Despite being a preclinical biotech with much to prove, it bumped that IPO goal up to $213 million earlier this week, eventually collecting $222.3 million by offering 20% more shares than originally planned. But seeing a biotech go public without any human data isn’t unusual these days; even before the COVID-19 pandemic spurred interest and investment in the sector, companies had been hitting Wall Street at increasingly earlier stages of development.

RELATED: Monte Rosa snags $95M to speed lead ‘molecular glue’ treatment into the clinic

Molecular glues are small molecules designed to treat disease by commandeering the body’s own protein degrading process. As their name suggests, they work by sticking proteins to each other.

Monte Rosa earmarked about $47 million to $57 million for a cancer treatment that targets GSPT1, which plays a role in cancers driven by the Myc family of transcription factors. The cash should get it through a phase 1/2 study.
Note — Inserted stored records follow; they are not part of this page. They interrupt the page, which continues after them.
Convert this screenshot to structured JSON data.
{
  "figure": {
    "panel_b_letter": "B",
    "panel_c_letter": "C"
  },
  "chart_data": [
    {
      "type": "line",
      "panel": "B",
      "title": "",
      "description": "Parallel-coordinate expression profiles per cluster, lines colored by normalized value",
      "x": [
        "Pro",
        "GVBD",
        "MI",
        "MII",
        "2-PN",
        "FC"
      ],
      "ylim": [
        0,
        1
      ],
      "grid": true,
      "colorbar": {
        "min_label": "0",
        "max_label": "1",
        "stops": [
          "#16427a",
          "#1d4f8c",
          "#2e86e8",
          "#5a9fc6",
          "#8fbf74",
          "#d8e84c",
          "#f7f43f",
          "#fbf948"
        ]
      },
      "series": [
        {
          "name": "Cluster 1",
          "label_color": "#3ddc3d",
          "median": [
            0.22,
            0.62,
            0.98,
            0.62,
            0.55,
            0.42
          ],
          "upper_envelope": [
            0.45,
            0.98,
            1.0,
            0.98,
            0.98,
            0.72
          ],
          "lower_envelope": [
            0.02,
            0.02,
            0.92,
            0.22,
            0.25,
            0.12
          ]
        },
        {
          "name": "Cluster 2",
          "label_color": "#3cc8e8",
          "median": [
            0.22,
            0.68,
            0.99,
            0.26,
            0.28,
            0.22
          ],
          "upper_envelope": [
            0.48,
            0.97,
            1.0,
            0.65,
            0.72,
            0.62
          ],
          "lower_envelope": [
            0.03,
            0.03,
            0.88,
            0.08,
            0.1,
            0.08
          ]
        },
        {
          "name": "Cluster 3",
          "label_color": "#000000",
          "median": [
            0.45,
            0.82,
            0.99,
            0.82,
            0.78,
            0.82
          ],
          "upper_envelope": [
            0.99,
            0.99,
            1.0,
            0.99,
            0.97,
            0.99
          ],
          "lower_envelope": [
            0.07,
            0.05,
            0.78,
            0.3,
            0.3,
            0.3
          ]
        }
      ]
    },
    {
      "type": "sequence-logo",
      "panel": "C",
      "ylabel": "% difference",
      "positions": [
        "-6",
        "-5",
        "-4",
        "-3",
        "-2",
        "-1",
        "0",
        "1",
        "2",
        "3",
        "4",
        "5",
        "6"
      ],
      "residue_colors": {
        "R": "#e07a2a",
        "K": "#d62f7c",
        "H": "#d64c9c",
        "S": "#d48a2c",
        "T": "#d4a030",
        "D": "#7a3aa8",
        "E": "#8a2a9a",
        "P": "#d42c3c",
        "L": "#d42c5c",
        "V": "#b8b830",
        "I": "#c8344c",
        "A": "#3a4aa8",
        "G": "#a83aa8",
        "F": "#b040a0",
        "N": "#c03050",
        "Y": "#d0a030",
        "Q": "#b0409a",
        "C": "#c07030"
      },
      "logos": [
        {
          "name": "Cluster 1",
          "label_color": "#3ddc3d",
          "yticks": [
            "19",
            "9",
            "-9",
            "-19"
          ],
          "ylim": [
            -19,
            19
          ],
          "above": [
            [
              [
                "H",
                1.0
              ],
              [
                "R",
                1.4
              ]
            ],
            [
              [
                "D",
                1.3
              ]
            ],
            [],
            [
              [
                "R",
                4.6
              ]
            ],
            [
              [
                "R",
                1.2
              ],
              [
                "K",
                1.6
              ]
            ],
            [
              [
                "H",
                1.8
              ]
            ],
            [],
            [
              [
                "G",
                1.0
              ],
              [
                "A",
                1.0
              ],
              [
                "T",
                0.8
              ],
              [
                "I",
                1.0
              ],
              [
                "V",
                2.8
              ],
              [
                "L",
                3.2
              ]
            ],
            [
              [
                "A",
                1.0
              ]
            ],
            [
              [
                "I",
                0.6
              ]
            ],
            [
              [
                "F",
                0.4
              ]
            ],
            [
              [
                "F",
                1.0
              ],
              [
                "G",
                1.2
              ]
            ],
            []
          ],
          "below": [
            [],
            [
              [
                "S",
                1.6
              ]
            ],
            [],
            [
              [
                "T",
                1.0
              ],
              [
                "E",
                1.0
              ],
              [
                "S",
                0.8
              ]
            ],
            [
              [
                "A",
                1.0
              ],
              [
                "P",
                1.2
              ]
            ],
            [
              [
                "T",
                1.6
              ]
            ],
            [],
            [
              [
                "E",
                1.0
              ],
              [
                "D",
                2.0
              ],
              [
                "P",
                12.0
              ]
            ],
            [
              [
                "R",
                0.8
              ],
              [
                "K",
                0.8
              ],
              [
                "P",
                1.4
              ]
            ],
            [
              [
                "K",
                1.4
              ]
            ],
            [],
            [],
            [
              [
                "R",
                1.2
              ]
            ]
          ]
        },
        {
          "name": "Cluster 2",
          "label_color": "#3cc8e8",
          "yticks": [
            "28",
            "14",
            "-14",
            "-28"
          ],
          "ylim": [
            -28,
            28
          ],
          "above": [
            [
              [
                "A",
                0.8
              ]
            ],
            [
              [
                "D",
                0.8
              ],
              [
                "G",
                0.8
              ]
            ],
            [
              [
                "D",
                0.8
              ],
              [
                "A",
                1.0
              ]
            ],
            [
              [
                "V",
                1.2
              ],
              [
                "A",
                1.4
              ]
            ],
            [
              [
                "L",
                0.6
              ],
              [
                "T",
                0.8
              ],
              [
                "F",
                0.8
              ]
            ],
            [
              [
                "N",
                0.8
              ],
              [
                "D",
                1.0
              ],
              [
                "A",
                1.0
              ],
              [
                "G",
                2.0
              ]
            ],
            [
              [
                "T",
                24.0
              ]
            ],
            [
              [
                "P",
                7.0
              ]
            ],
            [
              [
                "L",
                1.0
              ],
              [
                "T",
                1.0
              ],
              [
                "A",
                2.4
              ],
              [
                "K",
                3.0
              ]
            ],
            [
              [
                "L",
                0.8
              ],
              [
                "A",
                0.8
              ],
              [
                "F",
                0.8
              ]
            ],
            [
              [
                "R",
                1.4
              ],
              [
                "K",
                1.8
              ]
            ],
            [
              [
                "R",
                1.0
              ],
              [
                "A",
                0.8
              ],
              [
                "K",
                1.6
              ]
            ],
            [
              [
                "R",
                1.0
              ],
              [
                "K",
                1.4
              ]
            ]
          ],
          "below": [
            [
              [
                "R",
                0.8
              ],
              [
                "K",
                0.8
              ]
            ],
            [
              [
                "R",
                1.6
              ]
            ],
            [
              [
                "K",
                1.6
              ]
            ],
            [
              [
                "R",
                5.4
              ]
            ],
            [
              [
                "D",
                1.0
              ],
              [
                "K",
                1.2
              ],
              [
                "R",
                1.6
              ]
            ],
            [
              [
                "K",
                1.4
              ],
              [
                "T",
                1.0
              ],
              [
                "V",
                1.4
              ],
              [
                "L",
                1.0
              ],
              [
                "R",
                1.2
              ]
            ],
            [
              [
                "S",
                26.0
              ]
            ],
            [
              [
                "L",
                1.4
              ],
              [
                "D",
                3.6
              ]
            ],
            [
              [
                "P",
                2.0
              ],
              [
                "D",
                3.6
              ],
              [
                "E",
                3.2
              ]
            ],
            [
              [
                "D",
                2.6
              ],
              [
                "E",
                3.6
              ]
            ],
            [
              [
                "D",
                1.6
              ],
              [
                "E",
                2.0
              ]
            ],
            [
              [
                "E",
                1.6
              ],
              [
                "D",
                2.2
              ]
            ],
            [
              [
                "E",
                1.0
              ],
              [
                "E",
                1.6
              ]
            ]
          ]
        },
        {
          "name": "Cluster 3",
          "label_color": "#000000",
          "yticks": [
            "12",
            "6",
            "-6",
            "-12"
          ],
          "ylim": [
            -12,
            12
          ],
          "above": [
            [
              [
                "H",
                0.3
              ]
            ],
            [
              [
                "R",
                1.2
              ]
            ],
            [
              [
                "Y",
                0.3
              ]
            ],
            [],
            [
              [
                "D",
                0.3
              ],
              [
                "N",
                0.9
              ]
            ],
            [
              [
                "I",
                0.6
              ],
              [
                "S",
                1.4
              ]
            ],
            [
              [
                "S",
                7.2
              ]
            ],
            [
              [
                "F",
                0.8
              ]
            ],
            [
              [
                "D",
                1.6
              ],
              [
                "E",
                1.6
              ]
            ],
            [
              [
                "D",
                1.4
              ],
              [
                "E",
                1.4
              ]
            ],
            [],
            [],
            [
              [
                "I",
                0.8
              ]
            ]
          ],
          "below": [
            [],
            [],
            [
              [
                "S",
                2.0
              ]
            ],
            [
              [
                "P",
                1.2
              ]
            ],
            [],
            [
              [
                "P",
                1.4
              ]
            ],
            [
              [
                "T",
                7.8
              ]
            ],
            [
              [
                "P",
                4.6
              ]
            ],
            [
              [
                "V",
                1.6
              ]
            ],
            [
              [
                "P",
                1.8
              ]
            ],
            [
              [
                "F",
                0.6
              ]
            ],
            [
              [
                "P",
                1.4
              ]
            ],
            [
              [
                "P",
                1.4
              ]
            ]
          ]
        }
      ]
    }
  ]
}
Beyond GSPT1, Monte Rosa will use between $120 million and $130 million to get a second program into phase 1, a third program to an IND filing and a fourth to IND-enabling studies, according to the filing. Another $65 million to $75 million will bankroll the development of its drug discovery platform.

"[Molecular glues] work by allosterically changing the receptor surface of E3 ligases to attract a protein target," said Monte Rosa CEO Markus Warmuth, M.D., referring to enzymes that tag proteins with ubiquitin for degradation by a protein complex called a proteasome, in a previous interview. "We have a singular focus on finding these molecules that reshape the surface of an E3 ligase and thereby attract otherwise undruggable targets."

RELATED: Sana snags $587.5M IPO to catapult cell therapies into the clinic

The best-known molecular glue medicines are thalidomide and its successor molecule lenalidomide—aka Bristol Myers Squibb’s blood cancer drug Revlimid—which both reshape an E3 ligase receptor called cereblon. However, this class of drugs hasn’t been hunted in a systematic way in the past, which is exactly what Monte Rosa’s technology allows it to do.

Monte Rosa isn’t alone in the protein degradation field, but it believes molecular glues can go where other approaches cannot. Other players are working on the hypothesis that eliminating disease driving proteins is a better approach than inhibiting them. They’re "redrugging the druggable," Warmuth said, developing degraders for targets that can be inhibited by traditional drugs.

Arvinas, for example, is developing drugs called proteolysis targeting chimeras, or PROTACs, to degrade the androgen and estrogen receptors, which are major drivers of prostate cancer and breast cancer, respectively. And Kymera Therapeutics is working on degraders of scaffolding kinase IRAK4 and transcription factor STAT3, both of which play a role in cancer.

Monte Rosa wants to go after targets like GSPT1 that haven’t been accessible because drug developers didn’t have the technology to handle them.